Could you please advise me regarding why these APs keep losing their adopted status?
The APs models are AP7522 and AP7532 running firmware 126.96.36.199-006R and the controller model is RFS4000
Best answer by Chris Kelly
Possibly a congestion issue then on that VLAN? Are you able to prioritize the MINT traffic? (EF, DSCP 46)
Is it possible that there’s an network MTU limitation between just these 2-3 APs and the controller? (And the limitation doesn’t come into play for the rest of the APs?)
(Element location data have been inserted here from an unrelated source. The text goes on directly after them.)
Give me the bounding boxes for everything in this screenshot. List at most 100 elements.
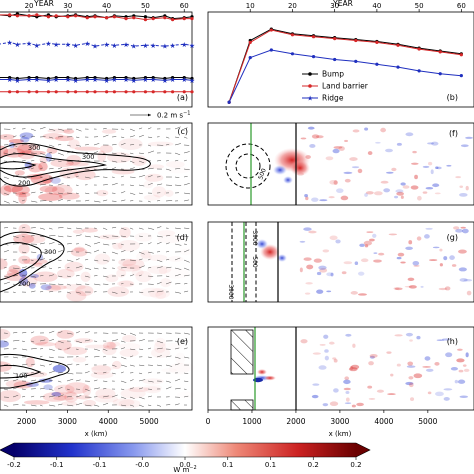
wind-vector: [57, 192, 64, 195]
field-shade: [54, 135, 74, 142]
series-point: [396, 43, 400, 47]
wind-vector: [57, 403, 63, 406]
series-point: [459, 53, 463, 57]
anomaly-speck: [351, 404, 356, 408]
field-shade: [17, 144, 32, 155]
series-point: [171, 90, 175, 94]
wind-vector: [102, 275, 109, 278]
field-shade: [160, 277, 172, 288]
wind-vector: [138, 339, 145, 342]
xtick-label: 20: [25, 2, 34, 10]
series-point: ★: [53, 76, 59, 84]
wind-vector: [84, 331, 90, 334]
wind-vector: [120, 250, 126, 253]
wind-vector: [30, 235, 35, 237]
wind-vector: [138, 127, 143, 130]
series-point: [112, 15, 116, 19]
wind-vector: [57, 167, 63, 170]
field-shade: [25, 382, 39, 387]
wind-vector: [183, 283, 188, 285]
anomaly-speck: [388, 233, 398, 236]
field-shade: [19, 275, 38, 287]
wind-vector: [21, 332, 27, 334]
wind-vector: [93, 356, 100, 358]
wind-vector: [48, 235, 56, 237]
wind-vector: [147, 182, 153, 186]
wind-vector: [84, 339, 91, 342]
anomaly-speck: [333, 358, 338, 363]
anomaly-speck: [425, 368, 434, 372]
series-point: [85, 16, 89, 20]
anomaly-speck: [340, 195, 349, 201]
field-shade: [19, 277, 29, 286]
wind-vector: [57, 380, 62, 383]
wind-vector: [120, 235, 126, 237]
series-line: [228, 28, 462, 103]
xtick-label: 4000: [374, 417, 393, 426]
right-xlabel: x (km): [329, 430, 352, 438]
wind-vector: [84, 388, 90, 392]
wind-vector: [165, 266, 172, 269]
wind-vector: [75, 348, 79, 350]
series-point: ★: [162, 77, 168, 85]
panel-f-contour-label: 500: [257, 167, 268, 180]
wind-vector: [57, 331, 63, 334]
wind-vector: [138, 265, 145, 269]
wind-vector: [75, 192, 79, 194]
anomaly-speck: [364, 244, 369, 248]
wind-vector: [138, 243, 143, 245]
field-shade: [82, 384, 92, 397]
wind-vector: [75, 379, 81, 382]
wind-vector: [138, 387, 144, 390]
xtick-label: 3000: [330, 417, 349, 426]
wind-vector: [30, 128, 36, 131]
series-point: ★: [131, 77, 137, 85]
anomaly-speck: [435, 166, 439, 170]
xtick-label: 1000: [242, 417, 261, 426]
wind-vector: [57, 267, 61, 269]
field-shade: [99, 144, 113, 153]
anomaly-speck: [413, 265, 420, 267]
wind-vector: [30, 404, 37, 407]
wind-vector: [75, 128, 82, 132]
wind-vector: [138, 258, 143, 261]
series-point: [54, 90, 58, 94]
wind-vector: [120, 199, 126, 202]
wind-vector: [111, 251, 118, 255]
wind-vector: [84, 404, 92, 407]
wind-vector: [183, 290, 189, 293]
field-shade: [155, 290, 167, 299]
field-shade: [11, 184, 30, 195]
anomaly-speck: [400, 261, 406, 264]
wind-vector: [174, 283, 181, 285]
wind-vector: [12, 379, 19, 382]
wind-vector: [111, 152, 117, 154]
wind-vector: [48, 388, 54, 391]
wind-vector: [120, 388, 125, 390]
field-shade: [45, 285, 61, 292]
field-shade: [119, 226, 131, 239]
wind-vector: [3, 267, 7, 269]
field-shade: [112, 360, 122, 370]
series-point: ★: [14, 41, 20, 49]
series-point: ★: [0, 41, 1, 49]
series-point: [354, 59, 358, 64]
series-point: ★: [53, 41, 59, 49]
panel-b-label: (b): [447, 93, 458, 102]
anomaly-speck: [345, 391, 350, 395]
anomaly-speck: [305, 282, 313, 285]
field-shade: [30, 335, 49, 345]
wind-vector: [174, 227, 181, 230]
wind-vector: [138, 274, 142, 277]
field-shade: [39, 185, 58, 193]
anomaly-speck: [397, 252, 405, 257]
wind-vector: [174, 340, 179, 343]
anomaly-speck: [390, 373, 394, 377]
anomaly-speck: [410, 162, 419, 165]
wind-vector: [57, 152, 64, 156]
anomaly-speck: [364, 192, 368, 197]
wind-vector: [57, 160, 62, 163]
wind-vector: [102, 380, 108, 382]
series-line: [228, 49, 462, 103]
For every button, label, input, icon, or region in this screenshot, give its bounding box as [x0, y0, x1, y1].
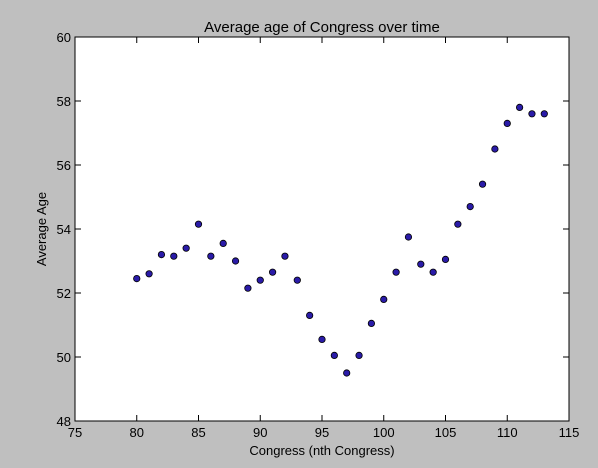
data-point: [515, 103, 524, 112]
data-point: [157, 251, 166, 259]
data-point: [145, 270, 153, 278]
data-point: [417, 260, 425, 268]
x-tick-label: 95: [315, 425, 329, 440]
data-point: [330, 351, 338, 359]
data-point: [478, 180, 487, 188]
data-point: [194, 220, 203, 228]
x-tick-label: 115: [559, 425, 580, 440]
x-tick-label: 80: [130, 425, 144, 440]
x-tick-label: 85: [191, 425, 205, 440]
data-point: [293, 276, 301, 284]
data-point: [491, 145, 499, 153]
tick-labels: 75 80 85 90 95 100 105 110 115 48 50 52 54 56 58 60: [57, 30, 580, 440]
data-point: [182, 244, 190, 252]
data-point: [219, 239, 227, 247]
x-tick-label: 110: [497, 425, 518, 440]
data-point: [318, 335, 326, 343]
data-point: [133, 274, 141, 283]
y-tick-label: 54: [57, 222, 71, 237]
chart-title: Average age of Congress over time: [204, 19, 440, 36]
data-point: [268, 268, 277, 276]
data-point: [170, 252, 178, 260]
data-point: [244, 284, 252, 292]
data-point: [281, 252, 289, 260]
x-tick-label: 75: [68, 425, 82, 440]
x-tick-label: 100: [373, 425, 395, 440]
data-point: [392, 268, 400, 276]
data-point: [256, 276, 264, 284]
data-point: [466, 203, 474, 211]
plot-area: [75, 37, 569, 421]
x-tick-label: 90: [253, 425, 267, 440]
y-tick-label: 48: [57, 414, 71, 429]
y-axis-label: Average Age: [34, 192, 49, 266]
x-tick-label: 105: [435, 425, 457, 440]
data-point: [528, 110, 536, 118]
data-point: [207, 252, 215, 260]
data-point: [380, 295, 388, 303]
data-point: [404, 233, 413, 241]
data-point: [343, 369, 351, 377]
data-point: [454, 220, 462, 228]
plot-frame: [74, 36, 570, 422]
y-tick-label: 60: [57, 30, 71, 45]
data-point: [540, 110, 548, 118]
y-tick-label: 58: [57, 94, 71, 109]
data-point: [306, 311, 314, 319]
y-tick-label: 52: [57, 286, 71, 301]
data-point: [429, 268, 437, 276]
data-point: [231, 257, 240, 265]
data-point: [503, 119, 511, 128]
y-tick-label: 50: [57, 350, 71, 365]
data-point: [355, 351, 363, 359]
y-tick-label: 56: [57, 158, 71, 173]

To test MINT MTU, run this:
#ping <controller IP> size 1500 dont-fragment
If the replies fail, then so will the MINT traffic, which is 1500 bytes by default and can be adjusted as needed. The MTU value is changed within the same mint policy section shown below. The command is just: mtu <value>
You can also change the MINT priority for MINT devices (controllers and APs).
To change, go into the mint-policy on the controller.
#(config) mint-policy global-default
#(config-mint-policy-global-default)#router packet priority 5
There’s also a way to relax the timeout settings that causes an AP to interpret when it has lost its adoption. Check these other things first though.